There will also be further costs for the following, not purchasable from the University:
|Stationery||You will be expected to provide your own day-to-day stationary items, e.g. pens, pencils, notebooks, etc.). Any specialist stationery items will be specified under the Additional Costs tab of the relevant module profile.|
|Books||Where a module specifies core texts these should generally be available on the reserve list in the library. However due to demand, students may prefer to buy their own copies. These can be purchased from any source.
Some modules suggest reading texts as optional background reading. The library may hold copies of such texts, or alternatively you may wish to purchase your own copies. Although not essential reading, you may benefit from the additional reading materials for the module.|
|Equipment||Laboratory Equipment and Materials: All laboratory equipment and materials are provided.
Computer Discs or USB drives: Students are expected to provide their own portable data storage device.
Software Licenses: All software is provided.
Hardware: It is advisable that students provide their own laptop or personal computer, although shared facilities are available across the University campus.|
|Fieldwork||During your degree you are likely to go on a number of fieldtrips, and to take part in fieldwork. The exact number and nature of these trips will depend on your module and fieldwork choices. However, wherever and whatever you do you are likely to need access to; waterproofs, sturdy shoes or boots, sun hat and a small rucksack. For some sites you may be asked to have steel toed boots.
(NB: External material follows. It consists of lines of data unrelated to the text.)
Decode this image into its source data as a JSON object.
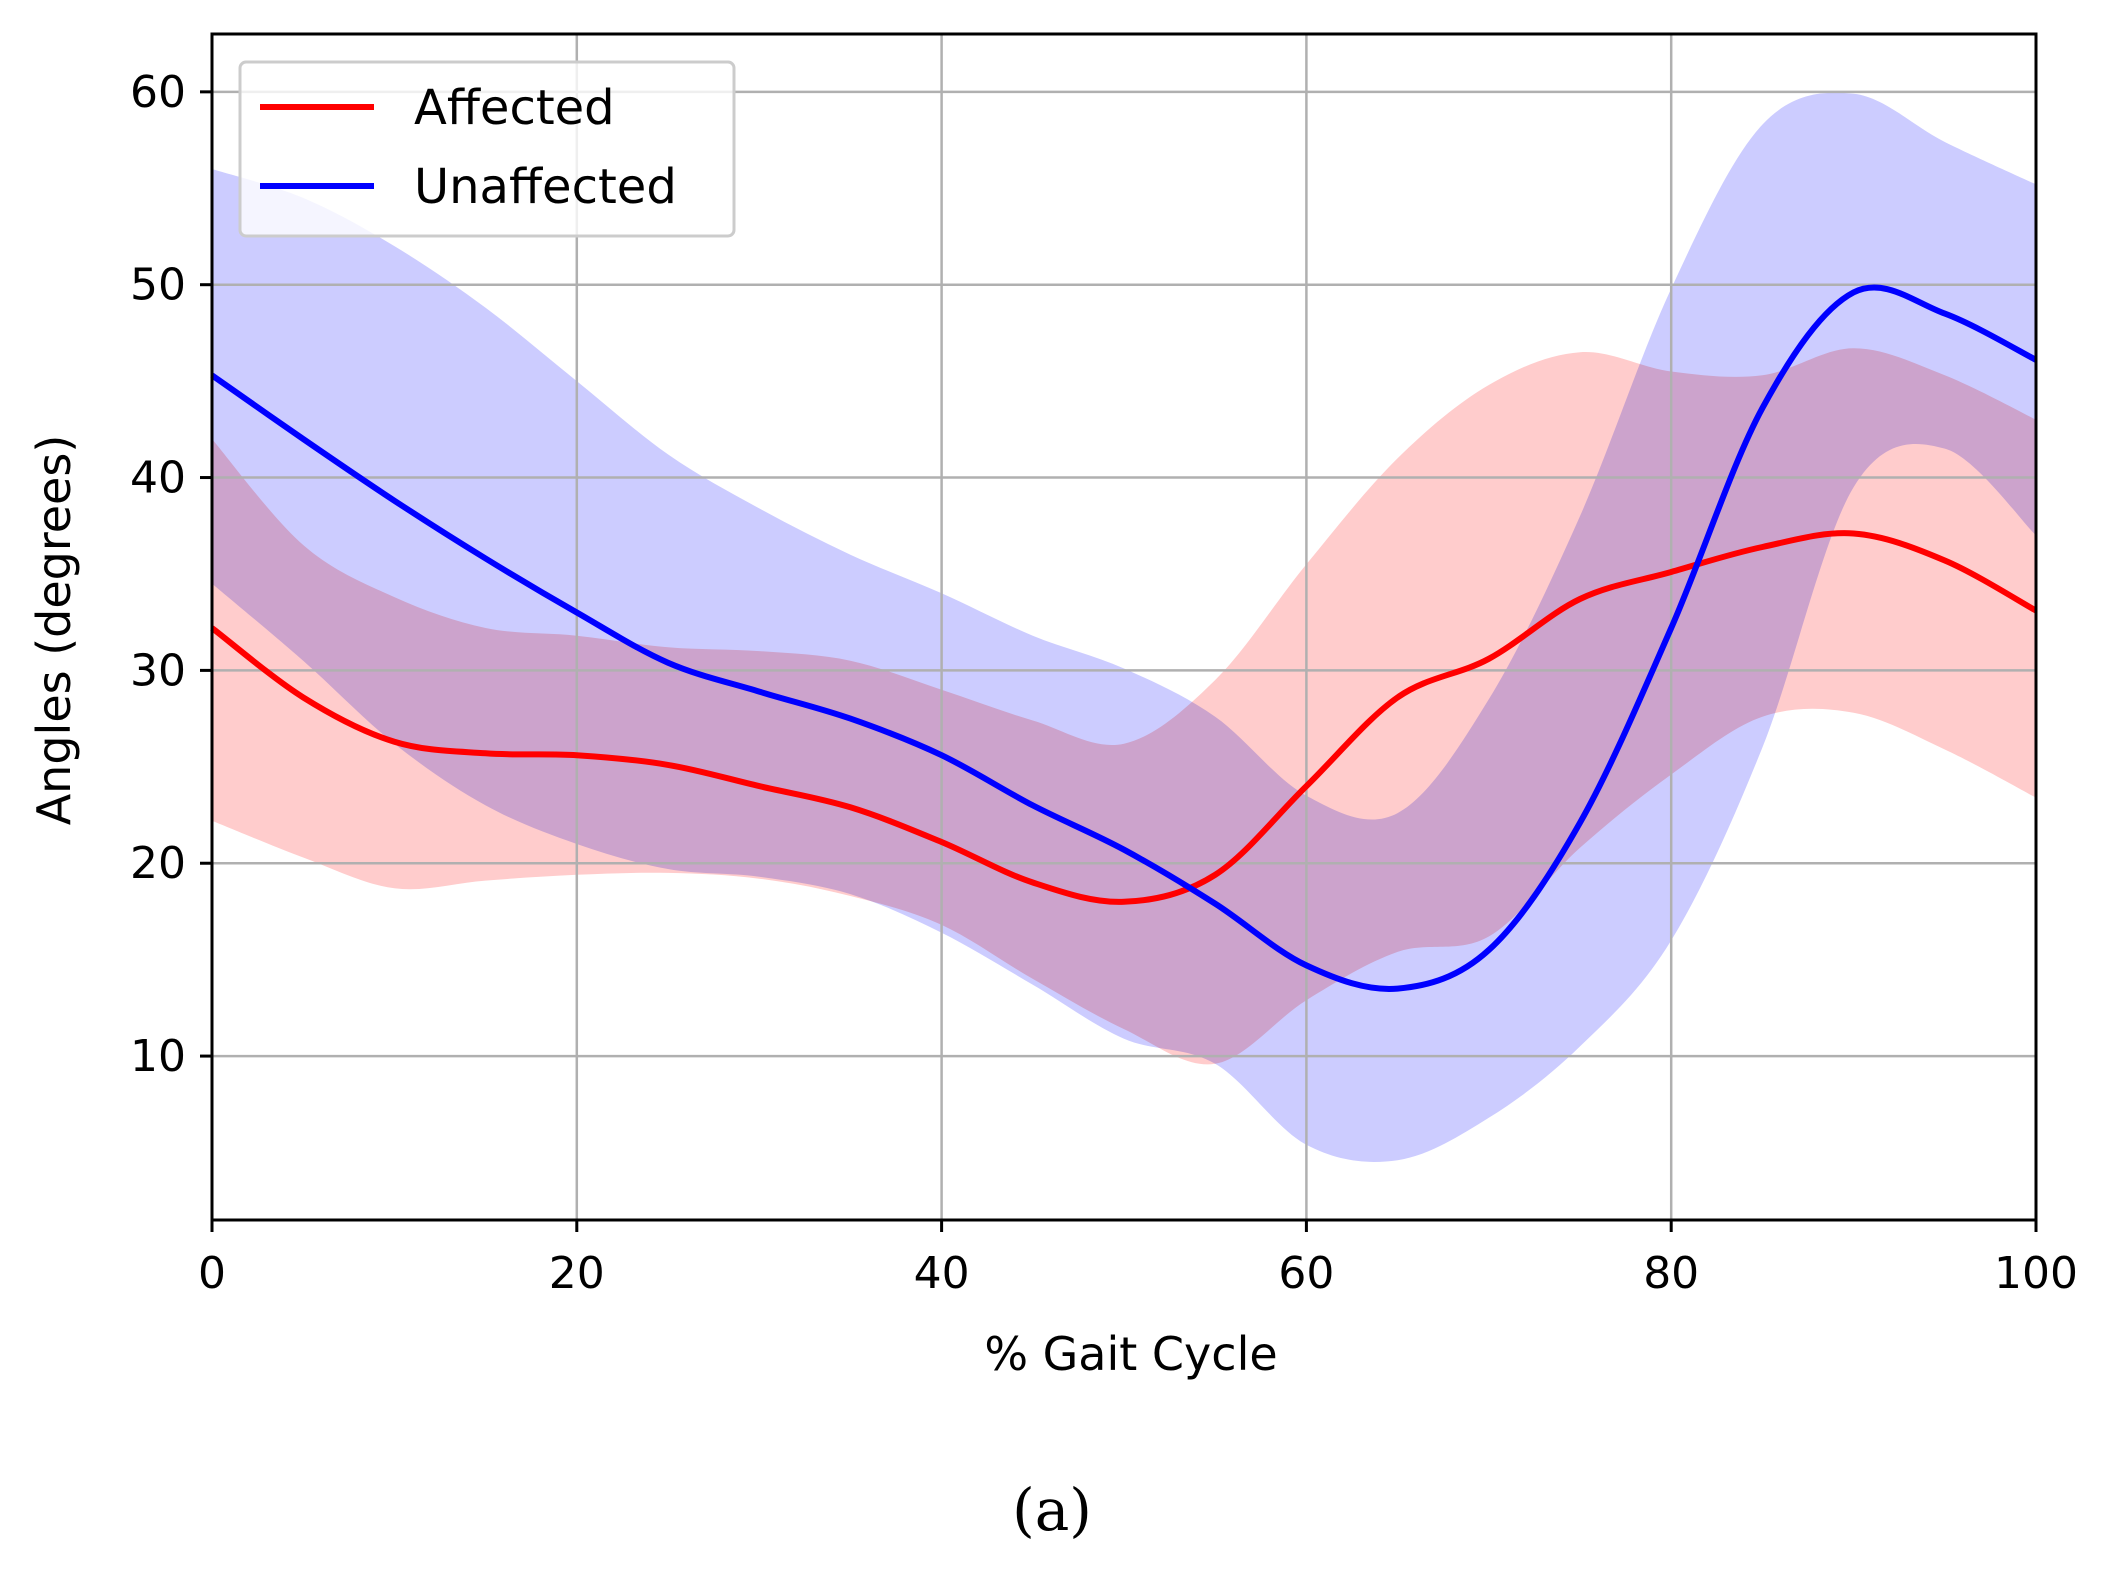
{
  "chart_data": {
    "type": "line",
    "xlabel": "% Gait Cycle",
    "ylabel": "Angles (degrees)",
    "xlim": [
      0,
      100
    ],
    "ylim": [
      1.5,
      63
    ],
    "xticks": [
      0,
      20,
      40,
      60,
      80,
      100
    ],
    "yticks": [
      10,
      20,
      30,
      40,
      50,
      60
    ],
    "grid": true,
    "legend_position": "top-left",
    "caption": "(a)",
    "x": [
      0,
      5,
      10,
      15,
      20,
      25,
      30,
      35,
      40,
      45,
      50,
      55,
      60,
      65,
      70,
      75,
      80,
      85,
      90,
      95,
      100
    ],
    "series": [
      {
        "name": "Affected",
        "color": "#ff0000",
        "band_color": "#ffcccc",
        "mean": [
          32.2,
          28.6,
          26.3,
          25.7,
          25.6,
          25.1,
          24.0,
          22.9,
          21.1,
          19.0,
          18.0,
          19.4,
          24.0,
          28.6,
          30.6,
          33.7,
          35.1,
          36.4,
          37.1,
          35.7,
          33.1
        ],
        "upper": [
          42.0,
          36.5,
          33.8,
          32.2,
          31.8,
          31.2,
          31.0,
          30.5,
          29.0,
          27.4,
          26.2,
          29.5,
          35.5,
          41.0,
          44.8,
          46.5,
          45.5,
          45.3,
          46.7,
          45.3,
          43.0
        ],
        "lower": [
          22.2,
          20.3,
          18.7,
          19.1,
          19.4,
          19.5,
          19.2,
          18.3,
          16.8,
          14.0,
          11.4,
          9.6,
          12.9,
          15.4,
          16.2,
          20.8,
          24.6,
          27.6,
          27.8,
          25.9,
          23.4
        ]
      },
      {
        "name": "Unaffected",
        "color": "#0000ff",
        "band_color": "#ccccff",
        "mean": [
          45.3,
          42.0,
          38.8,
          35.8,
          33.0,
          30.4,
          28.9,
          27.5,
          25.6,
          23.0,
          20.7,
          17.9,
          14.7,
          13.5,
          15.5,
          22.1,
          32.2,
          43.6,
          49.6,
          48.5,
          46.1
        ],
        "upper": [
          56.0,
          54.5,
          52.0,
          48.8,
          45.0,
          41.2,
          38.4,
          36.0,
          34.0,
          31.8,
          30.1,
          27.6,
          23.5,
          22.6,
          28.5,
          38.0,
          49.8,
          58.3,
          59.9,
          57.4,
          55.2
        ],
        "lower": [
          34.5,
          30.5,
          26.2,
          23.0,
          21.0,
          19.7,
          19.3,
          18.4,
          16.4,
          13.7,
          10.9,
          9.6,
          5.4,
          4.6,
          6.8,
          10.5,
          16.0,
          26.0,
          39.5,
          41.5,
          37.0
        ]
      }
    ]
  }
}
For those qualified to do so, you may become involved in diving projects. In these circumstances you would normally be required to bring/hire your own mask, fins, snorkel, knife, exposure suit and dive watch (and if possible, dive computer).|
|Clothing||Lab Coats and Safety Spectacles:
One laboratory coat and a pair of safety spectacles are provided at the start of the programme to each student.|
|Printing and copying||Where possible, coursework such as essays; projects; dissertations is likely to be submitted on line. However, there are some items where it is not possible to submit on line and students will be asked to provide a printed copy. The University printing costs are currently:
A4 - 5p per side (black and white) or 25p per side (colour)
A3 - 10p per side (black and white) or 50p per side (colour)
Please Note: Paper sizes not recognised by the printing devices will prompt you to select the size and then charge a minimum of 50p per black and white copy and a maximum of £1 per colour copy.
You can pay for your printing by using the money loaders or by using print copy payment service by going to http://www.southampton.ac.uk/isolutions/students/printing-for-students.page
The University Print Centre also offer a printing and copying service as well as a dissertation/binding service. |
|Placements||Students on placement programmes can expect to cover costs for health and travel insurance, accommodation and living expenses; travel costs; visa costs. This will vary depending on which country you are travelling to. Specific details on what additional costs there will be are detailed in the individual module profiles which can be found under the modules tab of the programmes details of your programme.|
In some cases you'll be able to choose modules (which may have different costs associated with that module) which will change the overall cost of a programme to you. Please also ensure you read the section on additional costs in the University’s Fees, Charges and Expenses Regulations in the University Calendar available at www.calendar.soton.ac.uk.